Path: news.mathworks.com!not-for-mail
From: "Tim Davis" <davis@cise.ufl.edu>
Newsgroups: comp.soft-sys.matlab
Subject: Re: Speeding up sum of squares
Date: Thu, 8 May 2008 01:20:04 +0000 (UTC)
Organization: University of Florida
Lines: 57
Message-ID: <fvtkg4$foh$1@fred.mathworks.com>
References: <fm012450tjat7jgv5hqhtiokid3ketdsgj@4ax.com> <fvq0qr$7tv$1@fred.mathworks.com> <1v2124dbkuukhhprui7a8ss4vhmtgn3jcg@4ax.com> <fvq421$p13$1@fred.mathworks.com>
Reply-To: "Tim Davis" <davis@cise.ufl.edu>
NNTP-Posting-Host: webapp-03-blr.mathworks.com
Content-Type: text/plain; charset="ISO-8859-1"
Content-Transfer-Encoding: 8bit
X-Trace: fred.mathworks.com 1210209604 16145 172.30.248.38 (8 May 2008 01:20:04 GMT)
X-Complaints-To: news@mathworks.com
NNTP-Posting-Date: Thu, 8 May 2008 01:20:04 +0000 (UTC)
X-Newsreader: MATLAB Central Newsreader 45902
Xref: news.mathworks.com comp.soft-sys.matlab:467279


"John D'Errico" <woodchips@rochester.rr.com> wrote in
message <fvq421$p13$1@fred.mathworks.com>...

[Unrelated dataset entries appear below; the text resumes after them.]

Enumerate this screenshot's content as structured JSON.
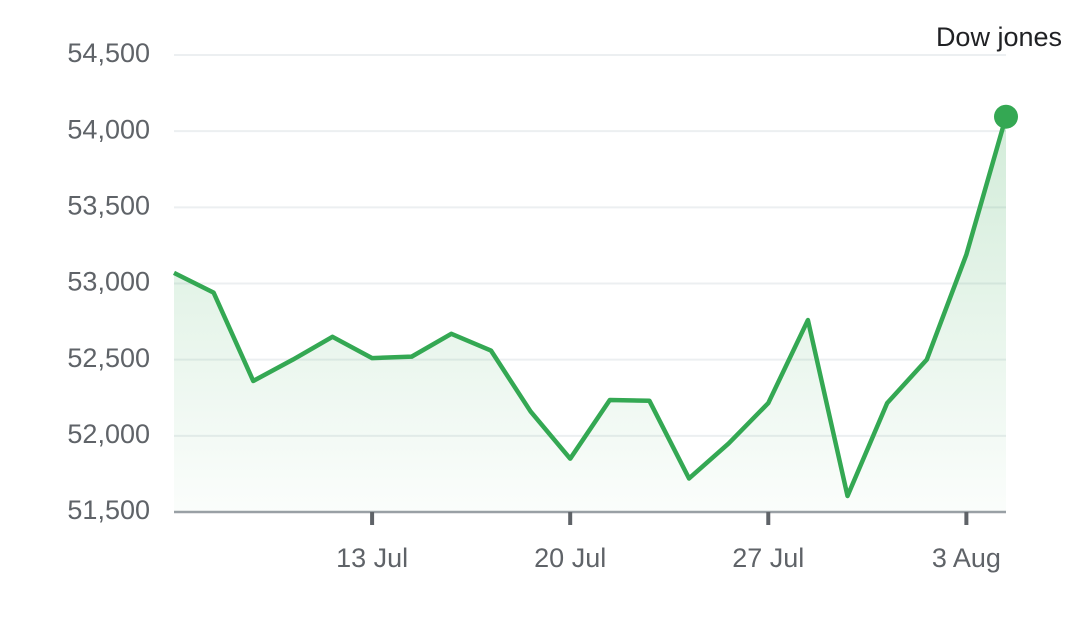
{
  "chart_data": {
    "type": "line",
    "categories": [
      null,
      null,
      null,
      null,
      null,
      "13 Jul",
      null,
      null,
      null,
      null,
      "20 Jul",
      null,
      null,
      null,
      null,
      "27 Jul",
      null,
      null,
      null,
      null,
      "3 Aug",
      null
    ],
    "series": [
      {
        "name": "Dow jones",
        "color": "#34a853",
        "values": [
          53070,
          52940,
          52360,
          52500,
          52650,
          52510,
          52520,
          52670,
          52560,
          52160,
          51850,
          52235,
          52230,
          51720,
          51950,
          52215,
          52760,
          51605,
          52215,
          52500,
          53190,
          54095
        ]
      }
    ],
    "ylim": [
      51500,
      54500
    ],
    "yticks": [
      {
        "value": 51500,
        "label": "51,500"
      },
      {
        "value": 52000,
        "label": "52,000"
      },
      {
        "value": 52500,
        "label": "52,500"
      },
      {
        "value": 53000,
        "label": "53,000"
      },
      {
        "value": 53500,
        "label": "53,500"
      },
      {
        "value": 54000,
        "label": "54,000"
      },
      {
        "value": 54500,
        "label": "54,500"
      }
    ],
    "grid": true,
    "legend": "top-right"
  }
}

> The product x'*x uses blas routines to speed
> up the inner product. They are clearly much
> more highly optimized than is the code
> matlab produces for sum(x.^2). Bruno
> pointed out that norm(x)^2 also is fairly fast.
> I assume that it too is well optimized.
> 
> John

I'd hazard a guess that it's not a BLAS performance
difference.  There really isn't a lot of benefit in
performance of the level-1 BLAS as compared with plain code,
given modern optimizing compilers.

It's probably because MATLAB is computing z=x.^2, and
storing z as a new vector, internally.  Then it sums it up.
 The creation of y takes more memory traffic (8*n bytes
written then read back in).  I would be quite surprised that
MATLAB is smart enough not to form the vector z,
but when it does x'*x it knows not to do that.

Just a guess, but it's backed up with this experiment:

>> x = rand (1e6,1);
>> tic;y=x'*x;toc
Elapsed time is 0.004829 seconds.

>> tic;y=sum(x.^2);toc
Elapsed time is 0.017520 seconds.

>> tic;z=x.^2;y=sum(z);toc
Elapsed time is 0.018008 seconds.

And, try this:


>> clear
>> x=rand(200e6,1);
>> tic;y=x'*x;toc
Elapsed time is 0.538544 seconds.

when the above command was working, the memory usage of
MATLAB didn't go up (I was watching it).

>> 
>> tic;y=sum(x.^2);toc
??? Out of memory. Type HELP MEMORY for your options.

It's cool what you can learn about how MATLAB works
internally just by looking at error messages.